Similarly, nothing on price transparency enforcement. The hospital price transparency rule theoretically requires hospitals to post shoppable services prices but compliance is garbage and CMS hasn’t enforced meaningfully. There was opportunity to give CMS real enforcement authority or create private rights of action, but that didn’t happen. So price opacity continues.
Building for the New Reality
If you’re building a health tech company or healthcare services business right now, this legislative package combined with the broader policy environment tells you where to focus.
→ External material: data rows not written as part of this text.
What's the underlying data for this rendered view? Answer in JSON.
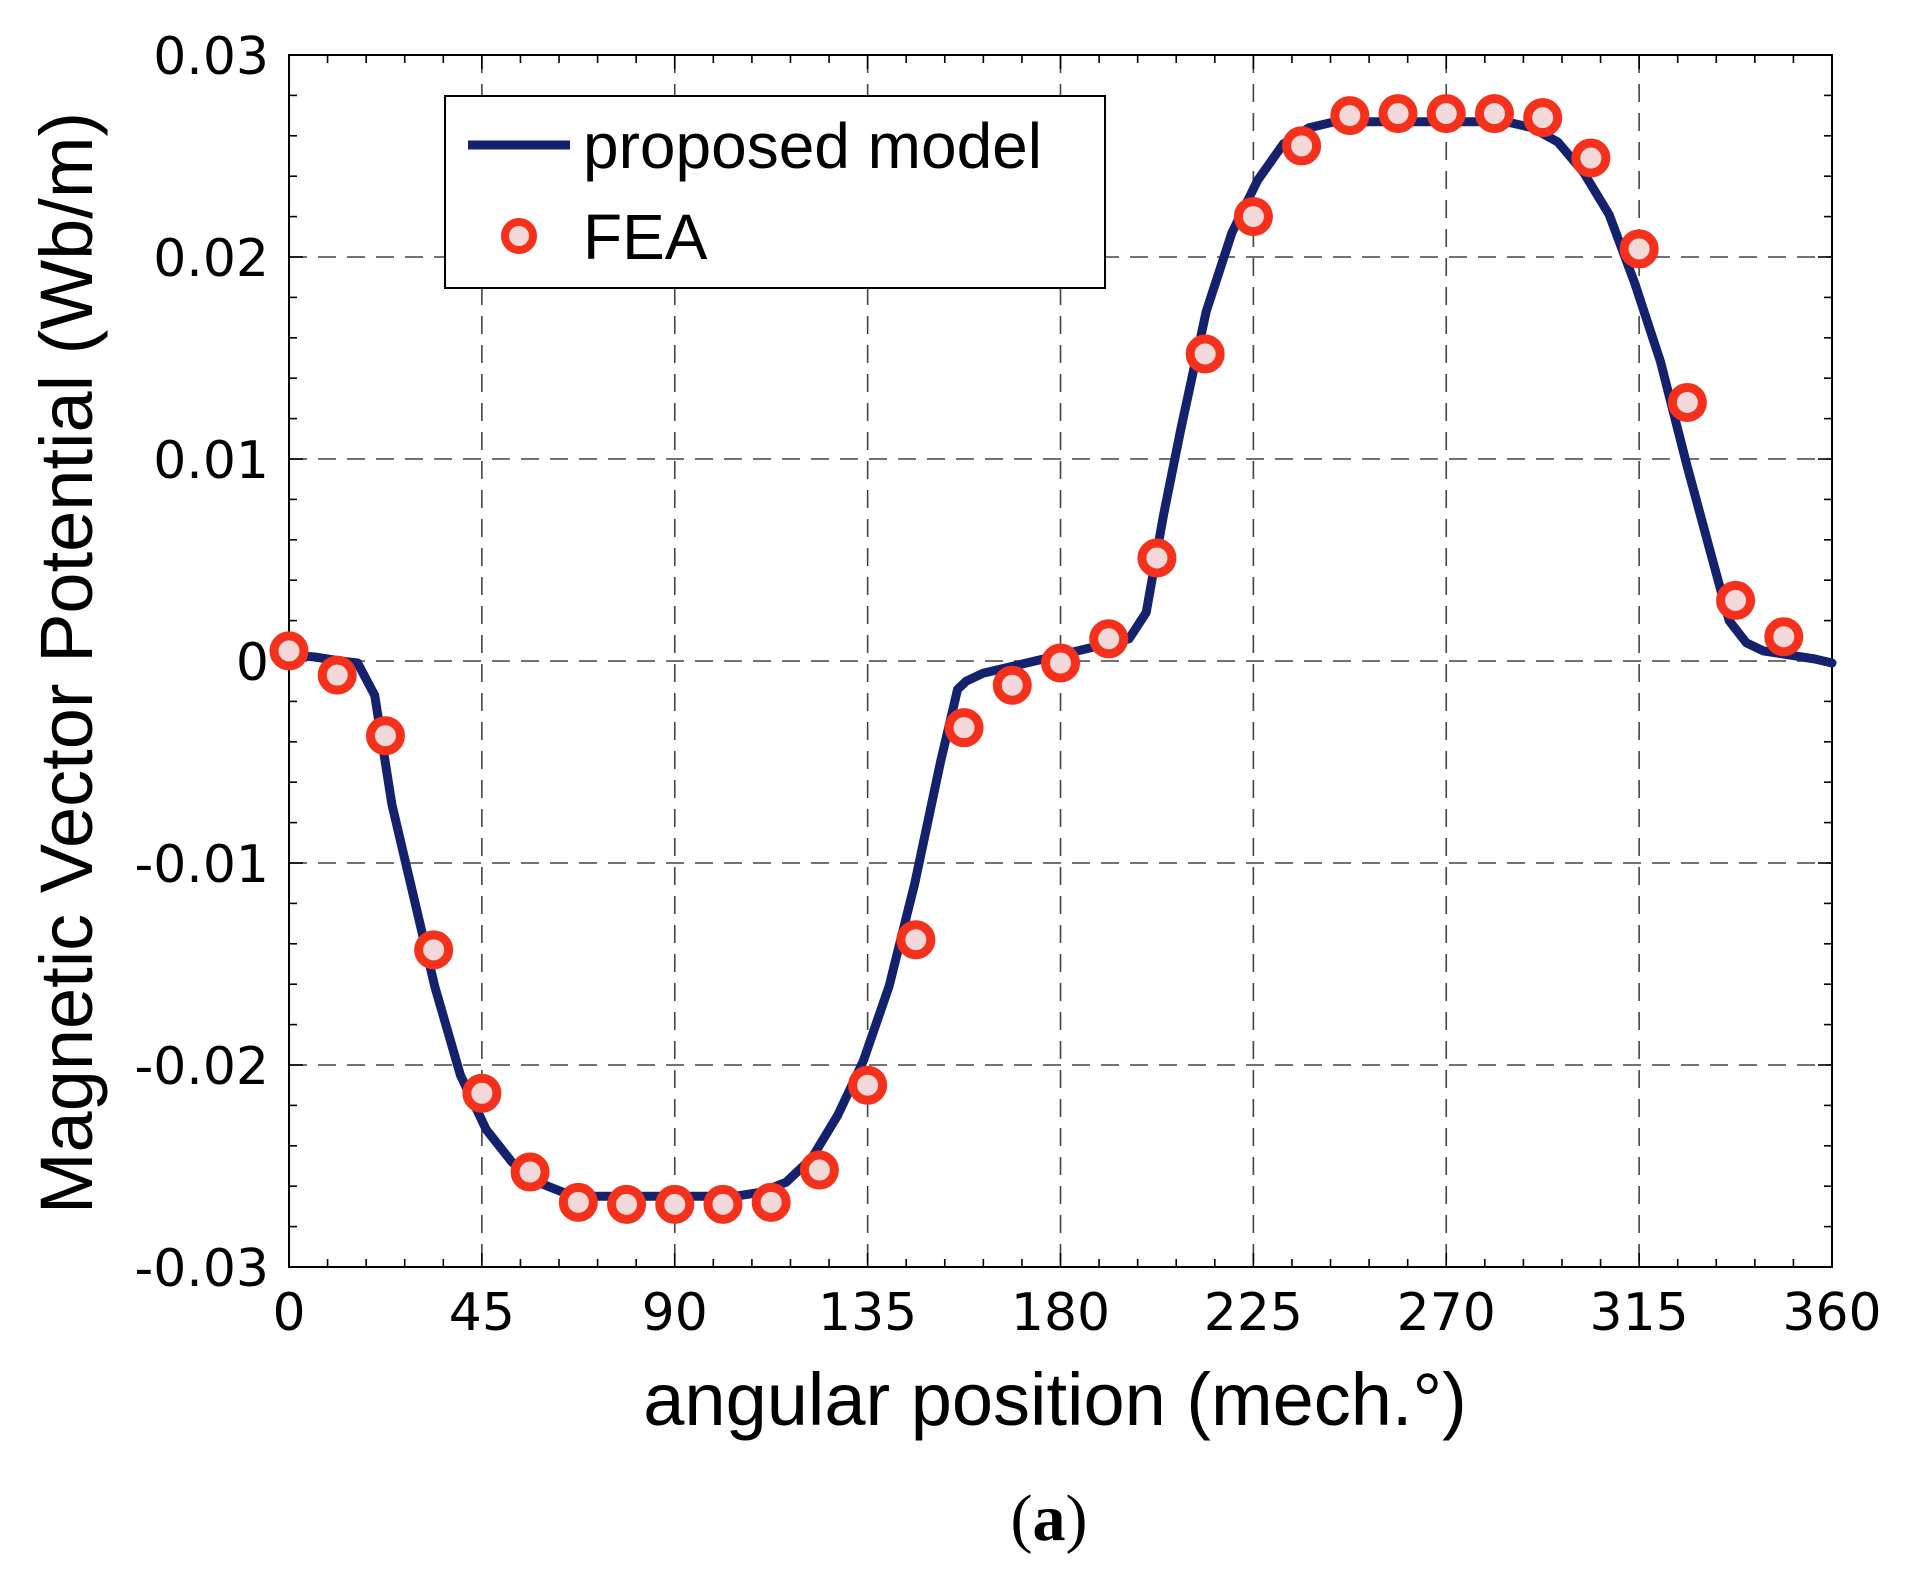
{
  "chart_data": {
    "type": "line",
    "xlabel": "angular position (mech.°)",
    "ylabel": "Magnetic Vector Potential (Wb/m)",
    "xlim": [
      0,
      360
    ],
    "ylim": [
      -0.03,
      0.03
    ],
    "xticks": [
      0,
      45,
      90,
      135,
      180,
      225,
      270,
      315,
      360
    ],
    "xtick_labels": [
      "0",
      "45",
      "90",
      "135",
      "180",
      "225",
      "270",
      "315",
      "360"
    ],
    "yticks": [
      -0.03,
      -0.02,
      -0.01,
      0,
      0.01,
      0.02,
      0.03
    ],
    "ytick_labels": [
      "-0.03",
      "-0.02",
      "-0.01",
      "0",
      "0.01",
      "0.02",
      "0.03"
    ],
    "grid": true,
    "legend_position": "top-left",
    "caption_open": "(",
    "caption_letter": "a",
    "caption_close": ")",
    "colors": {
      "line": "#14226e",
      "marker_edge": "#f5301b",
      "marker_fill": "#f2d8d8",
      "grid": "#444444"
    },
    "series": [
      {
        "name": "proposed model",
        "style": "line",
        "x": [
          0,
          6,
          12,
          16,
          20,
          24,
          28,
          34,
          40,
          46,
          52,
          58,
          64,
          70,
          76,
          90,
          104,
          110,
          116,
          122,
          128,
          134,
          140,
          146,
          152,
          156,
          158,
          162,
          168,
          176,
          184,
          190,
          196,
          200,
          204,
          208,
          214,
          220,
          226,
          232,
          238,
          244,
          250,
          256,
          270,
          284,
          290,
          296,
          302,
          308,
          314,
          320,
          326,
          332,
          336,
          340,
          344,
          350,
          356,
          360
        ],
        "y": [
          0.0003,
          0.0002,
          0.0,
          -0.0001,
          -0.0017,
          -0.0071,
          -0.0107,
          -0.0161,
          -0.0205,
          -0.0232,
          -0.0248,
          -0.0258,
          -0.0263,
          -0.0265,
          -0.0265,
          -0.0265,
          -0.0265,
          -0.0263,
          -0.0258,
          -0.0246,
          -0.0225,
          -0.0198,
          -0.0161,
          -0.011,
          -0.005,
          -0.0014,
          -0.001,
          -0.0006,
          -0.0003,
          0.0001,
          0.0005,
          0.0008,
          0.0011,
          0.0024,
          0.0072,
          0.0114,
          0.0173,
          0.0212,
          0.0238,
          0.0256,
          0.0264,
          0.0267,
          0.0267,
          0.0267,
          0.0267,
          0.0267,
          0.0264,
          0.0257,
          0.0242,
          0.0221,
          0.0187,
          0.0148,
          0.0098,
          0.0051,
          0.002,
          0.0009,
          0.0005,
          0.0003,
          0.0001,
          -0.0001
        ]
      },
      {
        "name": "FEA",
        "style": "marker",
        "x": [
          0,
          11.25,
          22.5,
          33.75,
          45,
          56.25,
          67.5,
          78.75,
          90,
          101.25,
          112.5,
          123.75,
          135,
          146.25,
          157.5,
          168.75,
          180,
          191.25,
          202.5,
          213.75,
          225,
          236.25,
          247.5,
          258.75,
          270,
          281.25,
          292.5,
          303.75,
          315,
          326.25,
          337.5,
          348.75
        ],
        "y": [
          0.0005,
          -0.0007,
          -0.0037,
          -0.0143,
          -0.0214,
          -0.0253,
          -0.0268,
          -0.0269,
          -0.0269,
          -0.0269,
          -0.0268,
          -0.0252,
          -0.021,
          -0.0138,
          -0.0033,
          -0.0012,
          -0.0001,
          0.0011,
          0.0051,
          0.0152,
          0.022,
          0.0255,
          0.027,
          0.0271,
          0.0271,
          0.0271,
          0.0269,
          0.0249,
          0.0204,
          0.0128,
          0.003,
          0.0012
        ]
      }
    ]
  }
}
The areas with regulatory tailwind and clear payment models are home-based care (both acute and chronic), pharmacy/pharma distribution infrastructure that operates transparently, rural access solutions that aggregate demand across sites, and alternative insurance products for the subsidy cliff population.
There’s also opportunity in helping incumbent organizations adapt. Health systems need help operationalizing hospital at home, it’s not just a billing code it’s an entirely different care delivery model. Pharmacies need tools to survive in a post-PBM-reform world where competing on clinical services matters. FQHCs need technology to handle increased uncompensated care volume. Employers need analytics to understand if their PBM is actually passing through savings or just creating the appearance of it.
The businesses that work in healthcare are the ones that either genuinely reduce system cost or create new revenue in ways payers will actually cover. Hospital at home reduces cost compared to brick-and-mortar admissions, that’s why it works. Transparent PBM models reduce cost by eliminating spread pricing and perverse incentives, that’s why employers want them. DTC plus catastrophic coverage reduces cost compared to unsubsidized ACA premiums, that’s why people will buy them.
What doesn’t work is technology looking for a problem, particularly software tools that improve provider workflow but don’t directly impact revenue or cost. Ambient documentation AI is cool but hospitals won’t pay for it unless it demonstrably increases billing capture or reduces staffing costs. Population health platforms are useful but payers won’t pay much unless they provably reduce medical expense. The days of selling healthcare software on vibes are over, if they ever existed.
The other thing this package reinforces is that healthcare policy moves in inches not miles. Major structural reforms are politically impossible right now. What passes is technical extensions and targeted fixes that don’t threaten major stakeholders. That’s frustrating if you want transformational change, but it’s useful if you’re building a business because it means the rules are relatively stable and the gaps between what policy provides and what markets need create commercial opportunities.
So the pitch is this: go where the money is flowing (home-based care), where the rules are changing in ways that create openings (PBM reform), or where policy failures create demand (subsidy cliff). Build things that genuinely work economically, not things that require subsidies or policy changes to make sense. And recognize that the healthcare market rewards companies that help incumbents adapt more than companies that try to replace them entirely. The system is too big and too entrenched for disruption, but it’s creaky enough that infrastructure companies that make it work better can capture real value.